ANIMAL Rights activists have targeted the Mediterranean island where the French emperor Napoleon Bonaparte was once exiled.
They have objected to a cull of 500 wild goats on Elba, which islanders say are ravaging their woodland, gardens and vineyards.
Plans are being drawn up for a total cull but activist groups have come to the defense of the animals, known as mouflon, which were introduced to Elba for hunting in the Seventies.
Volunteers have been putting up posters on the island, six miles off the coast of Tuscany, Italy, and have handed out 6,000 leaflets to tourists, appealing for their support.

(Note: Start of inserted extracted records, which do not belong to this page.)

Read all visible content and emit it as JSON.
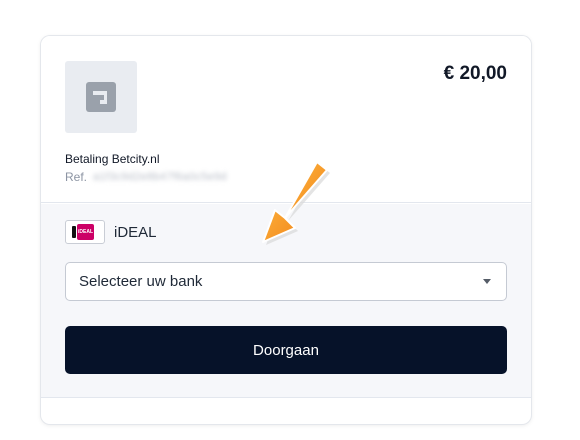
{
  "payment": {
    "amount": "€ 20,00",
    "merchant": "Betaling Betcity.nl",
    "ref_label": "Ref.",
    "ref_value": "a1f3c9d2e8b47f6a0c5e9d"
  },
  "method": {
    "icon": "ideal-logo-icon",
    "badge_text": "iDEAL",
    "label": "iDEAL"
  },
  "bank_select": {
    "selected": "Selecteer uw bank"
  },
  "actions": {
    "continue_label": "Doorgaan"
  },
  "colors": {
    "button": "#061229",
    "ideal_brand": "#cc0066",
    "arrow": "#f7931e"
  }
}
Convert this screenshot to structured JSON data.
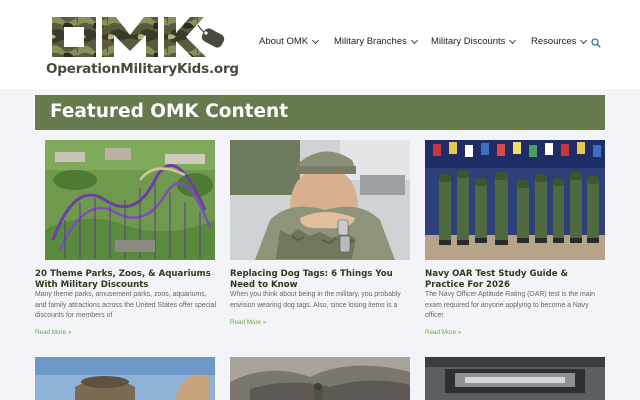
{
  "header": {
    "logo_text": "OperationMilitaryKids.org",
    "nav": [
      {
        "label": "About OMK",
        "icon": "chevron-down-icon"
      },
      {
        "label": "Military Branches",
        "icon": "chevron-down-icon"
      },
      {
        "label": "Military Discounts",
        "icon": "chevron-down-icon"
      },
      {
        "label": "Resources",
        "icon": "chevron-down-icon"
      }
    ],
    "search_icon": "search-icon"
  },
  "featured": {
    "title": "Featured OMK Content",
    "accent_color": "#667a4d"
  },
  "cards": [
    {
      "title": "20 Theme Parks, Zoos, & Aquariums With Military Discounts",
      "excerpt": "Many theme parks, amusement parks, zoos, aquariums, and family attractions across the United States offer special discounts for members of",
      "more": "Read More »"
    },
    {
      "title": "Replacing Dog Tags: 6 Things You Need to Know",
      "excerpt": "When you think about being in the military, you probably envision wearing dog tags. Also, since losing items is a",
      "more": "Read More »"
    },
    {
      "title": "Navy OAR Test Study Guide & Practice For 2026",
      "excerpt": "The Navy Officer Aptitude Rating (OAR) test is the main exam required for anyone applying to become a Navy officer",
      "more": "Read More »"
    }
  ]
}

“I live here,” the leaflets read, with a photograph of a male mouflon staring at the camera.
“I was born here and I don’t bother anyone. There are 500 of us, all as meek and gentle as me. But they want to kill us all.”

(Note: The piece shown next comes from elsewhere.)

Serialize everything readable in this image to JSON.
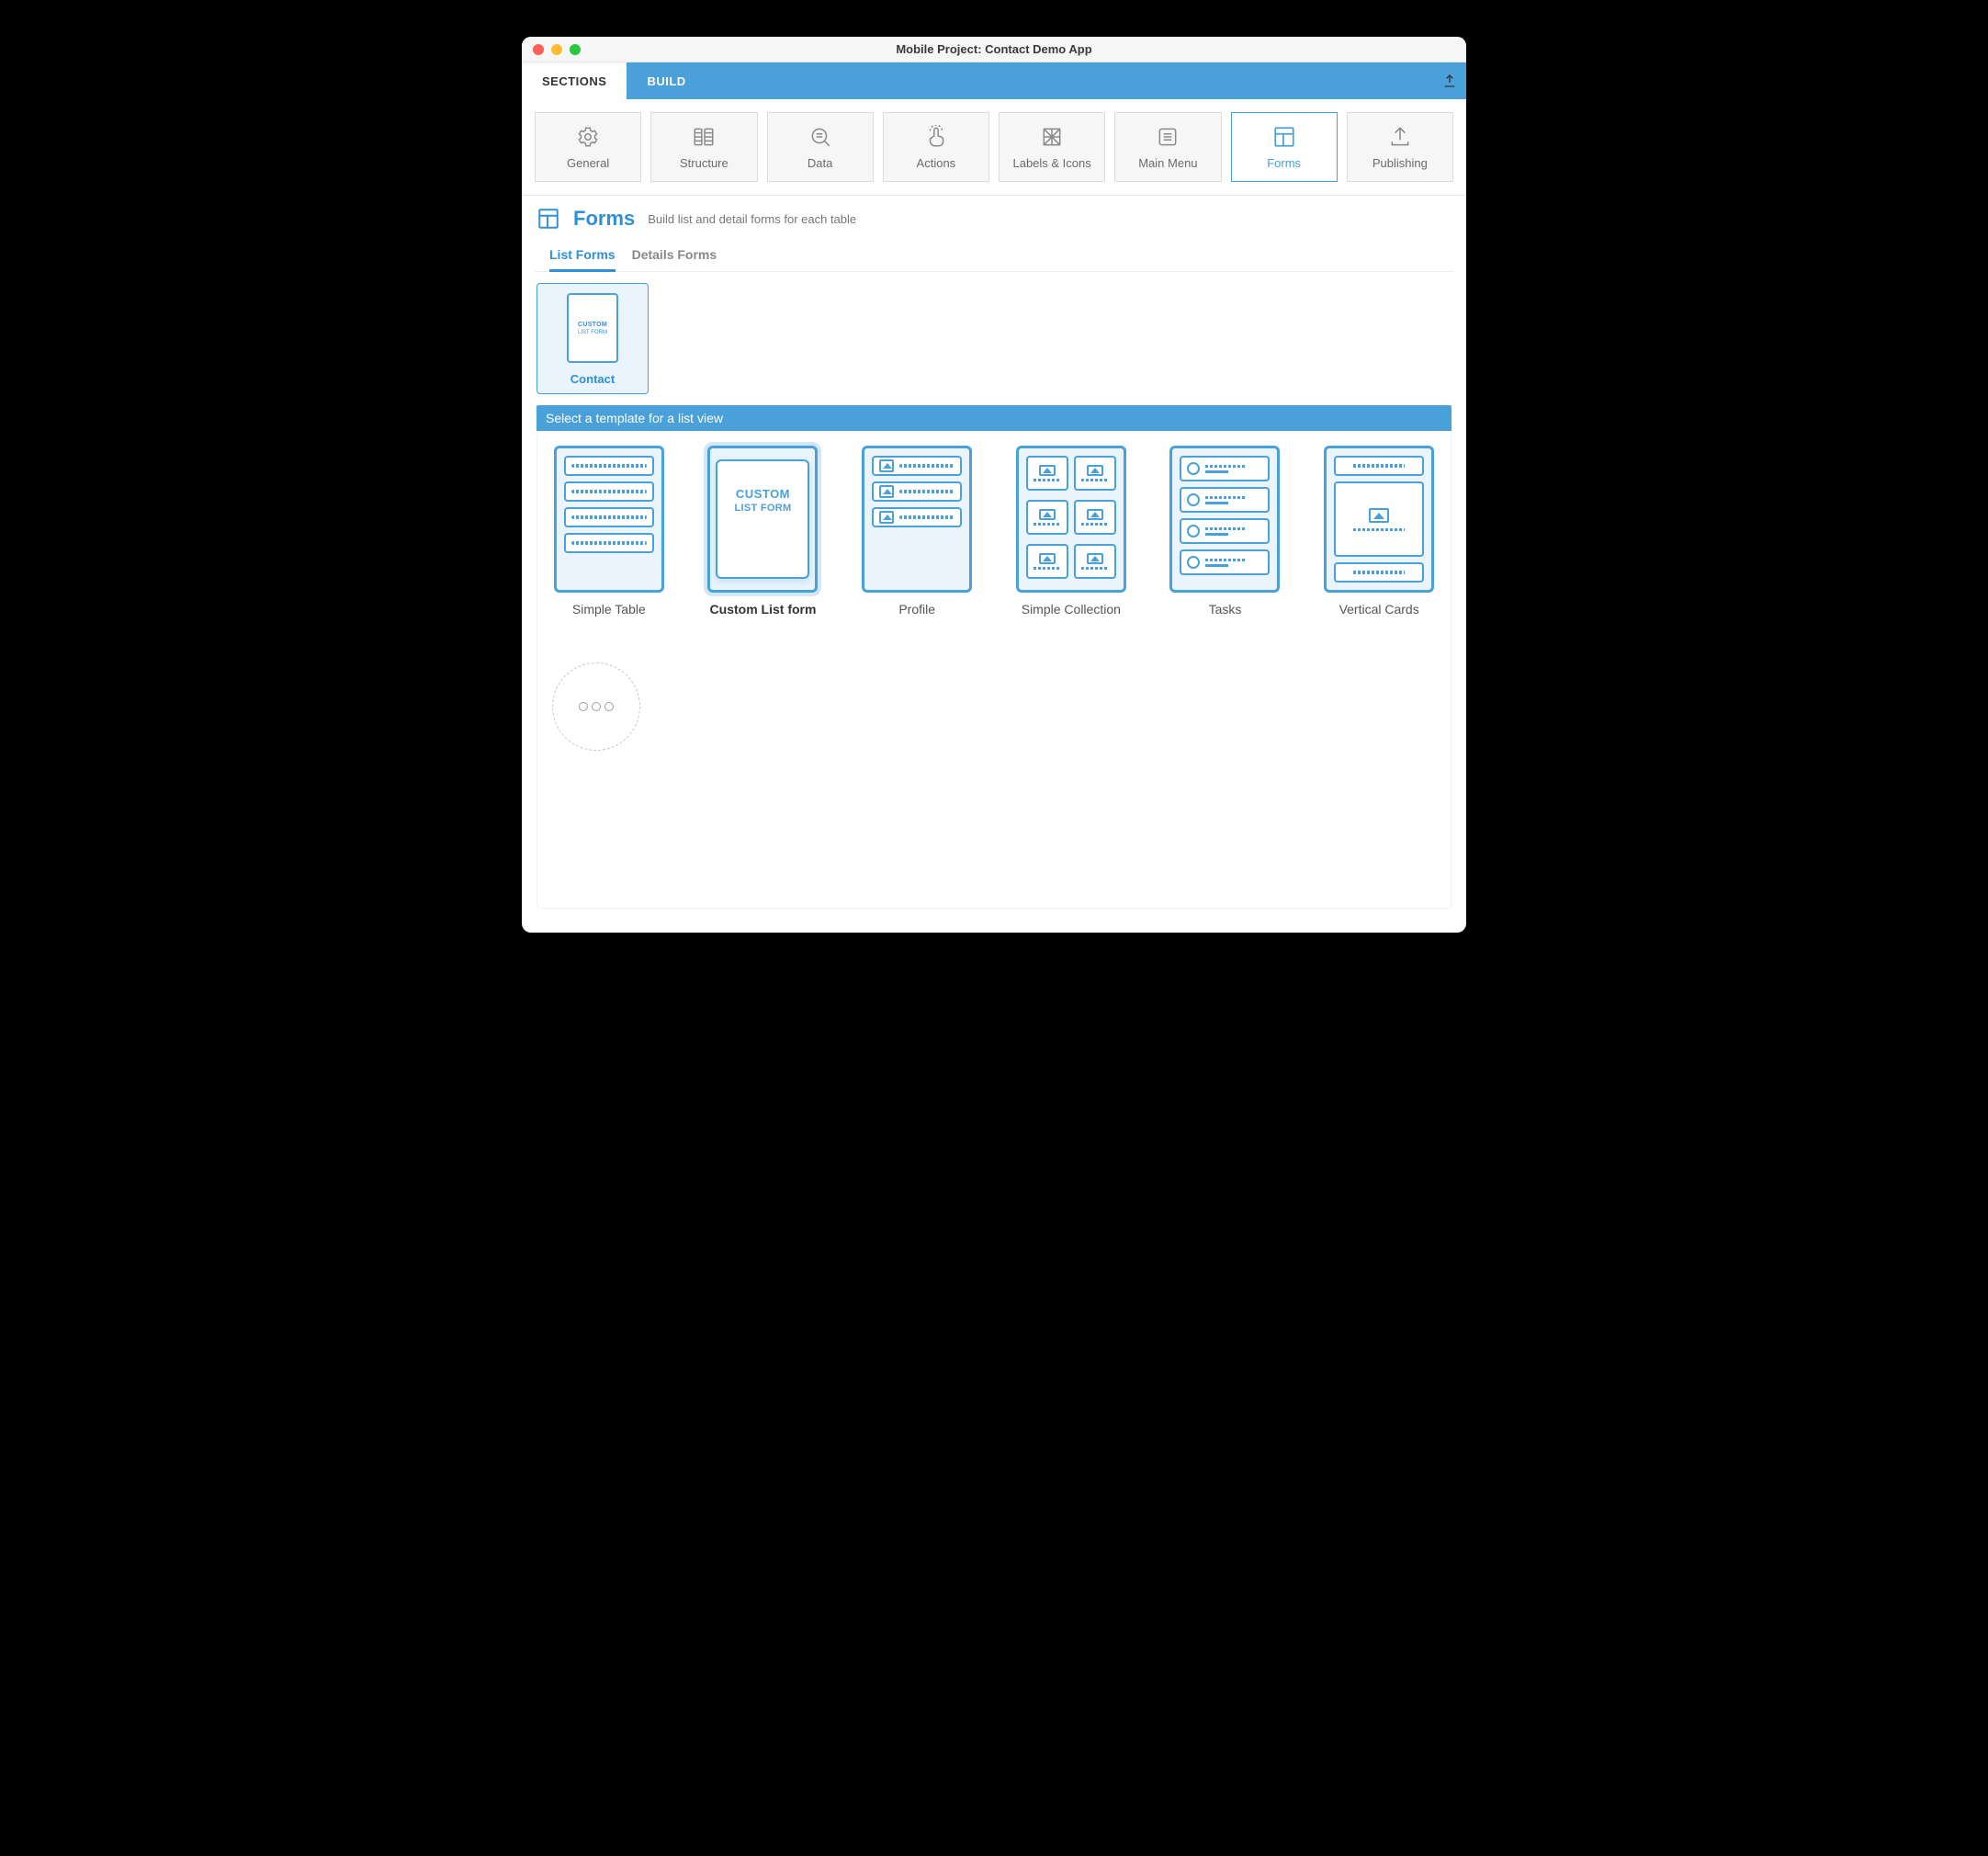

Italy’s Anti-Vivisection League (LAV) has written to Sergio Costa, the environment minister, calling for the cull to be blocked.
It has asked instead for the mouflon to be captured and sterilized to allow the population to gradually die out.
Hunters have shot hundreds of mouflon for sport over the years, but the big push to eradicate the species from the island for good is due to start next month, once the tourist season is over.
Napoleon was famously exiled to the small island in 1814 after his forced abdication as French emperor.